Jakiś czas temu pisaliśmy na łamach Bezprawnika o plotkach, a także przeciekach, dotyczących przejęcia sieci sklepów Piotr i Paweł przez Jeronimo Martins. Właśnie dowiadujemy się kolejnych szczegółów. Według nieoficjalnych przecieków – już od października w miejsce sklepów Piotr i Paweł mają pojawić się pierwsze Biedronki.
Głośne przejęcie
Jak twierdzi źródłowy portal, trwają już negocjacje, dotyczące przejęcia przez Biedronkę około 70 sklepów sieci Piotr i Paweł. Z informacji wynika, że rozmowy na temat sprzedaży sklepów powróciły po zatwierdzeniu przez poznański sąd wniosku o otwarcie postępowania sanacyjnego przedsiębiorstwa Piotr i Paweł.
Jak wynika z przekazywanych informacji, zainteresowani przejęciem sieci Piotr i Paweł, oprócz Jeronimo Martins, są: Carrefour Polska i Emperia Holding. Jedna lub druga firma mogłaby przejąć sklepy, mieszczące się w lokalizacjach premium. Biedronka natomiast skoncentruje się na tych sklepach, które znajdują się w bardziej popularnych miejscach.
Ponadto, w związku z otwarciem postępowania sanacyjnego, Marek Miętka – prezes sieci Piotr i Paweł, przekazał informacje o nowej polityce zarządzania i wynagrodzenia w przedsiębiorstwie.
W każdej z naszych trzech spółek od lipca ograniczyliśmy zarząd do trzech osób. Zmieniamy także sposób zarządzania firmą. Od 1 stycznia 2019 roku wprowadzimy finalną strukturę zarządczą, opartą na systemie motywacyjnym, którego do tej pory nie było. Wypłatę premii uzależnimy od spełnienia celów stawianych wszystkim firmom w grupie.
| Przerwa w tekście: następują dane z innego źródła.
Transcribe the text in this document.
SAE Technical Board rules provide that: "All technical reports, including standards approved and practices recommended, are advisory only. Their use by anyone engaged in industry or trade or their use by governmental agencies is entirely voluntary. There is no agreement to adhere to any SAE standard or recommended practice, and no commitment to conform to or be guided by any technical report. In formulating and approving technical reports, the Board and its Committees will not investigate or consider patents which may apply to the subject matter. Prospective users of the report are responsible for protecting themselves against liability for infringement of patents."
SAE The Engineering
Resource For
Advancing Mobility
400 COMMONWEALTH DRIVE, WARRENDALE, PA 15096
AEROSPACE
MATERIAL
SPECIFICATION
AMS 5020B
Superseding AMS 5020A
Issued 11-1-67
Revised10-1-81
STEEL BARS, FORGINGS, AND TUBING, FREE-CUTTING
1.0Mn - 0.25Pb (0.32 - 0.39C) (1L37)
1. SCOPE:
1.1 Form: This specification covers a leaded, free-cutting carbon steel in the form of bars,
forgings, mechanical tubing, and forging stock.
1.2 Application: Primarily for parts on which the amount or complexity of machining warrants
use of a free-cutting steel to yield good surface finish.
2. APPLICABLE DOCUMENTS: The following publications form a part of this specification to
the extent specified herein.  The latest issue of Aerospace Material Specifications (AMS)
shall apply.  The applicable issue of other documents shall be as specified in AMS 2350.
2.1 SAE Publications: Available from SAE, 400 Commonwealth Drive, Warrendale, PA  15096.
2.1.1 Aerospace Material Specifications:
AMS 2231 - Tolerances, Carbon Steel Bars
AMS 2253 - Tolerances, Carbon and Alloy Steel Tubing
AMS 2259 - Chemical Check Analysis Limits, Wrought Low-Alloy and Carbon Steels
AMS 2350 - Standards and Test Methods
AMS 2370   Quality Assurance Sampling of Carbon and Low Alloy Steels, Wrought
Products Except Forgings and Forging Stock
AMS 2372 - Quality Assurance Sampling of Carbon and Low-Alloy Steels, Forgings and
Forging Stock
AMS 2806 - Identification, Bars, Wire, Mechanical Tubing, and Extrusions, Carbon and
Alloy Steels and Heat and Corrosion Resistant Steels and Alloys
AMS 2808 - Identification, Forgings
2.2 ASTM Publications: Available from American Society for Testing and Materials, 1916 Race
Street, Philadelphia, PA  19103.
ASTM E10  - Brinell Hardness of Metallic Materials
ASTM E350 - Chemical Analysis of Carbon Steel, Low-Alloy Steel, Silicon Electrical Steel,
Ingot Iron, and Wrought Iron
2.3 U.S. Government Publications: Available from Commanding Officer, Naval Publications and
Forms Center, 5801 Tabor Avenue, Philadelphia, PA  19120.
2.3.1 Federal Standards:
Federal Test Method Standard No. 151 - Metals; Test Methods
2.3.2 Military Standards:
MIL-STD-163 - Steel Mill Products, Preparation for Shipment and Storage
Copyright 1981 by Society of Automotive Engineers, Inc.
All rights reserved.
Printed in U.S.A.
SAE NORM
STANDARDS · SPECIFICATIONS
To zmotywuje do współpracy i wywoła efekt symbiozy, który w konsekwencji przyniesie realne wyniki finansowe
Przejęcie sieci Piotr i Paweł
Pierwsze informacje o możliwości przejęcia pojawiły się kilka miesięcy temu. Ponadto, jakiś czas temu miały miejsce rozmowy z ajentami sklepów Piotr i Paweł i – rzekomo – przedstawicielami Jeronimo Martins. Według poprzednich przekazów, Biedronka miała zastąpić wszystkie sklepy poznańskiej sieci. Teraz natomiast dowiadujemy się, że sklepy w lokalizacjach premium być może utrzymają taki status, tyle, że pod innym szyldem.
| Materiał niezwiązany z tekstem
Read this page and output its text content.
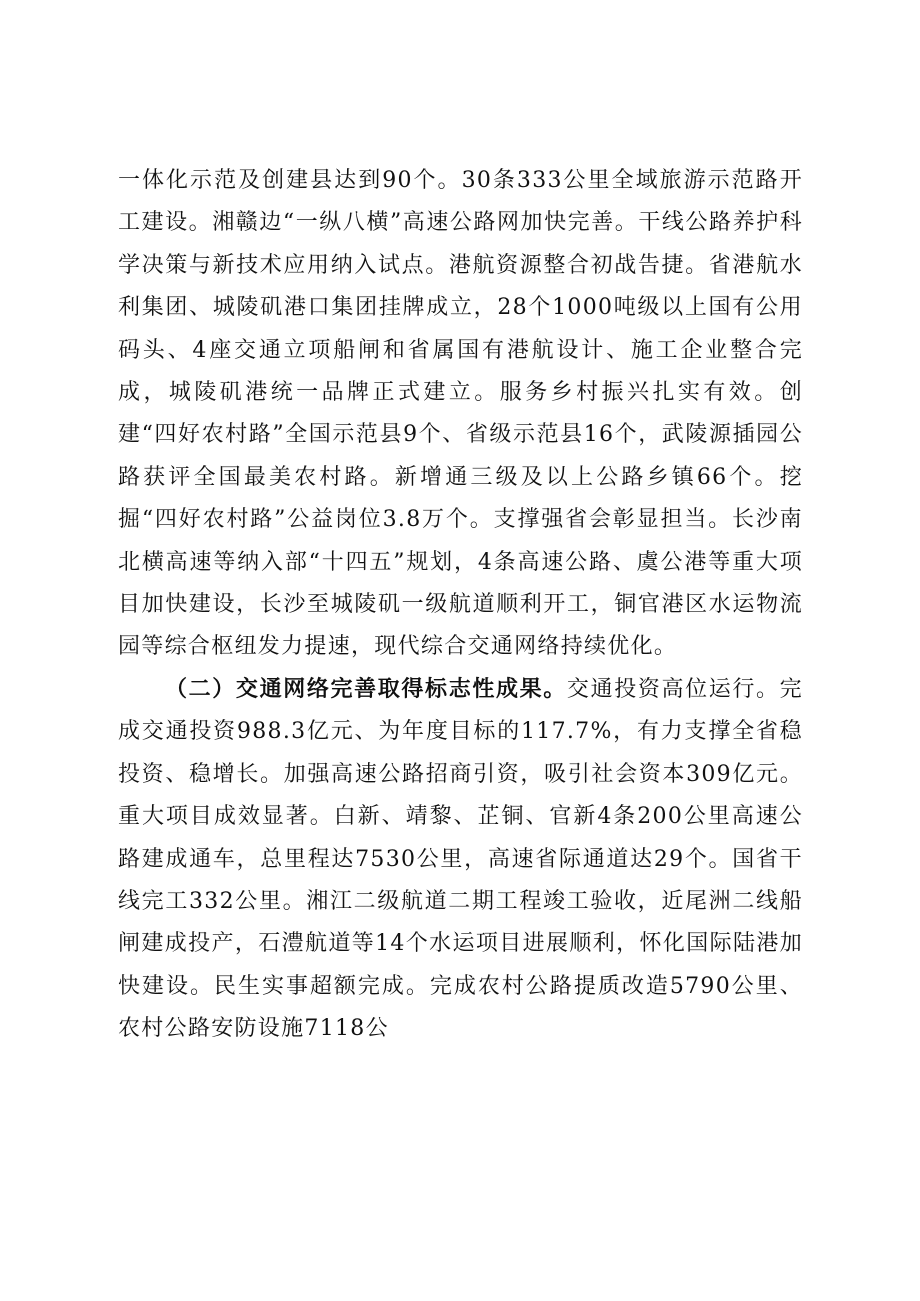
一体化示范及创建县达到90个。30条333公里全域旅游示范路开工建设。湘赣边“一纵八横”高速公路网加快完善。干线公路养护科学决策与新技术应用纳入试点。港航资源整合初战告捷。省港航水利集团、城陵矶港口集团挂牌成立，28个1000吨级以上国有公用码头、4座交通立项船闸和省属国有港航设计、施工企业整合完成，城陵矶港统一品牌正式建立。服务乡村振兴扎实有效。创建“四好农村路”全国示范县9个、省级示范县16个，武陵源插园公路获评全国最美农村路。新增通三级及以上公路乡镇66个。挖掘“四好农村路”公益岗位3.8万个。支撑强省会彰显担当。长沙南北横高速等纳入部“十四五”规划，4条高速公路、虞公港等重大项目加快建设，长沙至城陵矶一级航道顺利开工，铜官港区水运物流园等综合枢纽发力提速，现代综合交通网络持续优化。

（二）交通网络完善取得标志性成果。交通投资高位运行。完成交通投资988.3亿元、为年度目标的117.7%，有力支撑全省稳投资、稳增长。加强高速公路招商引资，吸引社会资本309亿元。重大项目成效显著。白新、靖黎、芷铜、官新4条200公里高速公路建成通车，总里程达7530公里，高速省际通道达29个。国省干线完工332公里。湘江二级航道二期工程竣工验收，近尾洲二线船闸建成投产，石澧航道等14个水运项目进展顺利，怀化国际陆港加快建设。民生实事超额完成。完成农村公路提质改造5790公里、农村公路安防设施7118公
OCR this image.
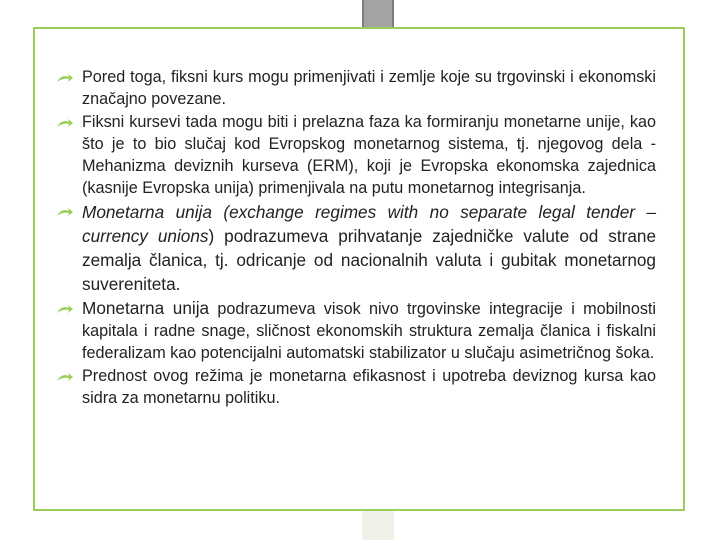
Pored toga, fiksni kurs mogu primenjivati i zemlje koje su trgovinski i ekonomski značajno povezane.

Fiksni kursevi tada mogu biti i prelazna faza ka formiranju monetarne unije, kao što je to bio slučaj kod Evropskog monetarnog sistema, tj. njegovog dela - Mehanizma deviznih kurseva (ERM), koji je Evropska ekonomska zajednica (kasnije Evropska unija) primenjivala na putu monetarnog integrisanja.

Monetarna unija (exchange regimes with no separate legal tender – currency unions) podrazumeva prihvatanje zajedničke valute od strane zemalja članica, tj. odricanje od nacionalnih valuta i gubitak monetarnog suvereniteta.

Monetarna unija podrazumeva visok nivo trgovinske integracije i mobilnosti kapitala i radne snage, sličnost ekonomskih struktura zemalja članica i fiskalni federalizam kao potencijalni automatski stabilizator u slučaju asimetričnog šoka.

Prednost ovog režima je monetarna efikasnost i upotreba deviznog kursa kao sidra za monetarnu politiku.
Rynek średniopowierzchniowych sklepów premium sukcesywnie wymiera na rzecz popularnych dyskontów. Z jednej strony dostępność dóbr „luksusowych” zwiększa się, a jakość produktów stopniowo wzrasta, czy to przez wyśrubowane przepisy, czy też środki przekazu, które każdą nieprawidłowość od razu nagłaśniają.